Distinctive postprandial modulation of beta cell function and insulin sensitivity by dietary fats: monounsaturated compared with saturated fatty acids
which was very, very carefully set up to demonstrate post prandial insulin resistance following the ingestion of the saturated fats from butter while also demonstrating a progressively improving insulin sensitivity using oils with increasing content of (mostly) linoleic acid.
A brief look at reference 15 methods section confirms they measured the test meal lipids by gas chromatography.
Obviously, to anyone lacking the Protons perspective, the clear cut message is that saturated fat causes insulin resistance. Insulin resistance is BAD. Saturated fats are BAD.
What Protons actually predicts is that resisting insulin by ingesting saturated fats limits insulin-facilitated obesity, so eliminates the subsequent adipocyte distension derived release of FFAs (which cannot be suppressed by insulin), which would lead to metabolic syndrome.
Resisting insulin prandially resists obesity and so resists obesity-derived insulin resistance. Read that very carefully.
Aside: Resisting insulin in the immediate post ingestion period is a short term effect for a few hours. It's physiological. Constant presence of FFAs secondary to increased basal lipolysis from distended adipocytes is present 24/7 irrespective of what you eat. These fatty acids supply calories and if you are eating carbohydrate then you must resist cellular glucose ingress to take in to account that FFA supply of calories. This insulin resistance is different (still the correct physiological response to FFA availability) because it follows on from pathology related to adipocyte lipid droplet size. The third type of insulin resistance is much more complicated. So is the fourth.
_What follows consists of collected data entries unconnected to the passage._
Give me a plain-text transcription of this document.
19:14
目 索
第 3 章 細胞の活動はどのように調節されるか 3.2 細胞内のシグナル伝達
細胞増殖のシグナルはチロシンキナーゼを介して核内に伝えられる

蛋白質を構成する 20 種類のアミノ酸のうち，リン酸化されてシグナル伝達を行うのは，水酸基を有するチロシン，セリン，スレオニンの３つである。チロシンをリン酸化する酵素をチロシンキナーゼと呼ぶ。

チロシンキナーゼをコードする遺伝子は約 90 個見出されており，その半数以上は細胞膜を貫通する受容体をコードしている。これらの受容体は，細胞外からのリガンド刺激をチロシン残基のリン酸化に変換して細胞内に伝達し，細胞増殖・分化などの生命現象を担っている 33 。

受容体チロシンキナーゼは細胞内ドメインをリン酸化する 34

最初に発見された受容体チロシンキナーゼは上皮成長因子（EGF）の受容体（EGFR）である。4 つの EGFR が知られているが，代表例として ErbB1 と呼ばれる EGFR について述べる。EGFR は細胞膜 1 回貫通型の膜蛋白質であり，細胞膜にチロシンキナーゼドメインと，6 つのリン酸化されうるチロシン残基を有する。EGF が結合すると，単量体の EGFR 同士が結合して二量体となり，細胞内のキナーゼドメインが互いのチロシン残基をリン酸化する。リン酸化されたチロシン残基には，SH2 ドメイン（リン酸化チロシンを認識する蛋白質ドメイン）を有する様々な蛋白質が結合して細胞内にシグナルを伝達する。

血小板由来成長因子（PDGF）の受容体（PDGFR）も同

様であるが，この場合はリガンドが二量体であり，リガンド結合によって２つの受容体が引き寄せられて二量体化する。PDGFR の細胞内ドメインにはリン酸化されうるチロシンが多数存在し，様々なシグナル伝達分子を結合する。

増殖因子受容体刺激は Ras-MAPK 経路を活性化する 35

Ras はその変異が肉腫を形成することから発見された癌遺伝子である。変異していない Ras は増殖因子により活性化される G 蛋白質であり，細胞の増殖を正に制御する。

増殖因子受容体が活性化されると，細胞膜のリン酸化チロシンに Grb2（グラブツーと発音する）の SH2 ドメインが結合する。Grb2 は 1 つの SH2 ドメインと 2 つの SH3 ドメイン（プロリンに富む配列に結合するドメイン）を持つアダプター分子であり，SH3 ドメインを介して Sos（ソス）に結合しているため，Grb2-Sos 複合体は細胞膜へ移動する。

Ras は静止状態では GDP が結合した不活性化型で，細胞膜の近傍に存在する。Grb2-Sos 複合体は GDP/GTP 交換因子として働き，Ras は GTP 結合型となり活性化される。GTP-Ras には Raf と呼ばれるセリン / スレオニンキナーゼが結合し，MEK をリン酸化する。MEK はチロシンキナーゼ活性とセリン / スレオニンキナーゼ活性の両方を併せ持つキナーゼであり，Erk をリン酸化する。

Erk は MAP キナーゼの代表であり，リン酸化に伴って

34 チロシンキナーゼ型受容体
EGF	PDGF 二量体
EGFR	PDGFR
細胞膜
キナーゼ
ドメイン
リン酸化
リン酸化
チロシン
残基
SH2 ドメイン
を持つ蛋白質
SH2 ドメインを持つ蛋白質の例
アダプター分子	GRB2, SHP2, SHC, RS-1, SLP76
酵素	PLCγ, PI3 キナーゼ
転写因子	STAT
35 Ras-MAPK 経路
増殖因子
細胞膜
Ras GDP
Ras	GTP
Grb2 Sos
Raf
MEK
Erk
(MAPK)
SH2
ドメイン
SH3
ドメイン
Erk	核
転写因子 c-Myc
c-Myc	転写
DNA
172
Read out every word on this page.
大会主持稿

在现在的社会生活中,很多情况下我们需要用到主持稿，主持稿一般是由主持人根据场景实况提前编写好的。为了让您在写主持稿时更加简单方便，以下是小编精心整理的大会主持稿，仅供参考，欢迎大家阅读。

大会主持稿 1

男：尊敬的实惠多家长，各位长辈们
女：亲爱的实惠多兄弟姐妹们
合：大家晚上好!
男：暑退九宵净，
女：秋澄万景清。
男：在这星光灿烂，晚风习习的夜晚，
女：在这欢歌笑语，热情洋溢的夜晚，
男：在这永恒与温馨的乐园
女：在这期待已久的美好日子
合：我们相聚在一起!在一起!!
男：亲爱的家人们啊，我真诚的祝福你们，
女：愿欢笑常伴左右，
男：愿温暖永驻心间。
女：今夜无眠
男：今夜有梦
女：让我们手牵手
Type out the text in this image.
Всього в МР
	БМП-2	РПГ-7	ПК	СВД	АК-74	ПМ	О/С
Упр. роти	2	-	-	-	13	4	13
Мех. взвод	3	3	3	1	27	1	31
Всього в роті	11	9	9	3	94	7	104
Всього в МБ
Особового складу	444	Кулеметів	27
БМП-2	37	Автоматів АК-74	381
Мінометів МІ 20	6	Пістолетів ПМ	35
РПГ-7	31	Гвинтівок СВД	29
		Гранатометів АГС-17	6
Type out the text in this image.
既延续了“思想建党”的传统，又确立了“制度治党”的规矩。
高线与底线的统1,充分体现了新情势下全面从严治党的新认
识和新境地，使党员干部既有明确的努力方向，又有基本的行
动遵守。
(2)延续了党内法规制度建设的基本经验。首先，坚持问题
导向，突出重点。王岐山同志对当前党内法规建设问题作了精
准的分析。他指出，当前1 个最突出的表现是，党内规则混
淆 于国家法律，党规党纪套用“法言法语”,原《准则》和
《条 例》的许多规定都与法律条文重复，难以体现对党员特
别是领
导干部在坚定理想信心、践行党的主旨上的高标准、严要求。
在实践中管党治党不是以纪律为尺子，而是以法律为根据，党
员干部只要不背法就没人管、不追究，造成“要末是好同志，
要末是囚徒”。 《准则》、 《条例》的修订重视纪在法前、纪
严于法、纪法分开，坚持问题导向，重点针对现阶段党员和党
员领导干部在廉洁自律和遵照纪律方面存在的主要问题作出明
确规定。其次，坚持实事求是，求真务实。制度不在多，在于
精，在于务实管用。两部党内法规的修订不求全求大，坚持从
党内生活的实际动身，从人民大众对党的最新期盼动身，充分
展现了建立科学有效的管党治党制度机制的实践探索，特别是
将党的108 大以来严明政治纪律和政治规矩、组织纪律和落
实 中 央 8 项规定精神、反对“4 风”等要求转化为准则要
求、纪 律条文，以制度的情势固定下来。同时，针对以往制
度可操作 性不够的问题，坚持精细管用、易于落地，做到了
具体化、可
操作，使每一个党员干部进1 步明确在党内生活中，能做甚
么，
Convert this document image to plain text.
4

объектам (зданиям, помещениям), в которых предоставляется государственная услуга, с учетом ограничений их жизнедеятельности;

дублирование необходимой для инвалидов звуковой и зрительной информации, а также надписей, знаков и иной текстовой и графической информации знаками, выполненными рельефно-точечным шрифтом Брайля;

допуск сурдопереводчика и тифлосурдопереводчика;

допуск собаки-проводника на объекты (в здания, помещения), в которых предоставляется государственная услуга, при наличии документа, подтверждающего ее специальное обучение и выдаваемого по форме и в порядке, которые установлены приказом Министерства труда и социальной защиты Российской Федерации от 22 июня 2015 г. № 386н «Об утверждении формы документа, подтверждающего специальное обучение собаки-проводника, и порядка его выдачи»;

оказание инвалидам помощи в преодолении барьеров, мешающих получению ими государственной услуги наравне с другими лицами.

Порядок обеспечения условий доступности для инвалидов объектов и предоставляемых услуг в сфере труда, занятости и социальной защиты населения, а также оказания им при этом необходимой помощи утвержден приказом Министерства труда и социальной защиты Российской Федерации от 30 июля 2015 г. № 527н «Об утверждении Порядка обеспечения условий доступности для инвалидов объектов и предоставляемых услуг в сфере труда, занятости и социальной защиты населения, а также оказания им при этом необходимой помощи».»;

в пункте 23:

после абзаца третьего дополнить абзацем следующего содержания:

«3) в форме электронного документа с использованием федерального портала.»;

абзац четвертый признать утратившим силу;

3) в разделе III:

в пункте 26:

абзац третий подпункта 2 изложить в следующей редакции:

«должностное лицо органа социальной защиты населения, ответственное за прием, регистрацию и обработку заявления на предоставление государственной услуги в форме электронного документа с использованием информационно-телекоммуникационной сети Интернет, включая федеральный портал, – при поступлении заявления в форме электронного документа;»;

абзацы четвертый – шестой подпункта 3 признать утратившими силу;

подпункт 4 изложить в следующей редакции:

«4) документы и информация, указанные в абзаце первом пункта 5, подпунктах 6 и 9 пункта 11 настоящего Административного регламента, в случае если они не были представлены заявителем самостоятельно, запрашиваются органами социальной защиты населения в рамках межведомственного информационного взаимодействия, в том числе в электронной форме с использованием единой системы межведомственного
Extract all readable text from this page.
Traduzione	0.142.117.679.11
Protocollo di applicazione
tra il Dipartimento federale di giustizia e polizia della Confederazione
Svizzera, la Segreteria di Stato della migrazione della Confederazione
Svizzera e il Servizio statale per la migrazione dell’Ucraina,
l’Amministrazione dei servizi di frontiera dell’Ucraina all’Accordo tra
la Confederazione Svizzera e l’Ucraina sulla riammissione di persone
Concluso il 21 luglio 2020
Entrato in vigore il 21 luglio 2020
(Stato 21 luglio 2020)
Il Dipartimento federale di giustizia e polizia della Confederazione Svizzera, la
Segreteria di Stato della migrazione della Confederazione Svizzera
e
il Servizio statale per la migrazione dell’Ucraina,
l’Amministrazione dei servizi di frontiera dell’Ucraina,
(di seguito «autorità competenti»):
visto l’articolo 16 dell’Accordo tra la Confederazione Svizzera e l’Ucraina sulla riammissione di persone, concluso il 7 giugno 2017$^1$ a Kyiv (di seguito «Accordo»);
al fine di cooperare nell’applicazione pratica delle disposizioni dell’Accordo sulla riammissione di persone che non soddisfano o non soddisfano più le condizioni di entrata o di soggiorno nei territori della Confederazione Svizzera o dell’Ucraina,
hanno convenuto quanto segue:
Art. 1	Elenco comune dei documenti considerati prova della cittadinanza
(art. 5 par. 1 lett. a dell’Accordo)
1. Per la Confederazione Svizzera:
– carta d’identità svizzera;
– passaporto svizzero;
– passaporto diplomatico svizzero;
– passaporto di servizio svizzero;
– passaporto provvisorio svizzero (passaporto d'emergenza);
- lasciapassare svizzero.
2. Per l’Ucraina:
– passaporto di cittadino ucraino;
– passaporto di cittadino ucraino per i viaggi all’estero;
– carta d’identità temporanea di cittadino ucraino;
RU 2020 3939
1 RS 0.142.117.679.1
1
Here is not the place to discuss them. End aside.
Sooooo. I really, really like this:
This is *not* demonstrating saturated fat induced pathological insulin resistance. Here the insulin "resistance" will simply stop you getting fat. I would define this as the "normal" response to an high fat meal, assuming a low linoleic acid based fat.
What it *is* demonstrating is pathological insulin sensitivity following the ingestion of 10.3% (actually slightly under this but close enough) of calories as linoleic acid. Here as little as 140pmol/l of insulin will rapidly clear your plasma of calories and leave you hungry. The meal is largely lost in to your adipocytes. You WILL want to eat again, and soon.
This is fundamental and simply falls out of the Protons hypothesis.
Now, there are problems with the study and the authors are to be congratulated on the result generated (though not on their conclusions of course), especially the composition and size of the meals they had to design to get there. But here we are looking at a dynamic response to a single meal. Is it possible to examine their important findings under more steady state conditions? Would the relationship of PUFA ingestion to pathological insulin sensitivity still hold?
Now, there are problems with the study and the authors are to be congratulated on the result generated (though not on their conclusions of course), especially the composition and size of the meals they had to design to get there. But here we are looking at a dynamic response to a single meal. Is it possible to examine their important findings under more steady state conditions? Would the relationship of PUFA ingestion to pathological insulin sensitivity still hold?
What would we find if we kept plasma FFAs forcibly elevated for 24h using repeated small oral fat loads supplying 2430kcal over a 24h period (but no other food) instead of a single oral ingestion of 800kcal as one mostly fat meal?
Then, instead of tracking the insulin response to a small amount of starch/protein along side the fat of the 800kcal meal, we could assess insulin sensitivity during an hyperglycaemic clamp at 20mmol/l of glucose in plasma. The more glucose needed to achieve this level, the greater the insulin sensitivity.
We are now well away from normal physiology but we are asking essentially the same question under more constrained conditions.
I'm assuming people have realised that I'm now describing Xiao's study from the last post
which produced this chart from the above protocol:
To me, the results of Xiao's study and the Spanish study concur beautifully.
Not everyone will agree with me that these reflect a core reality, I wouldn't expect that. But in my NSVHO this is how physiology works. Linoleic acid is insulin sensitising.
However, when you have confirmation bias as badly as I do, and you find two non related studies which neatly corroborate each other while confirming your biases, you know you are trapped. That's me.
You have been warned.
Peter
Addendum: Obviously palm oil at around 8% of calories as LA is already insulin sensitising, it's in the same ball park as the 10.3% LA arm of the Spanish Study. A true SFA arm to the study would need to have LA at around 2% of calories and I would predict a GIR well under 40μmol/kg/min.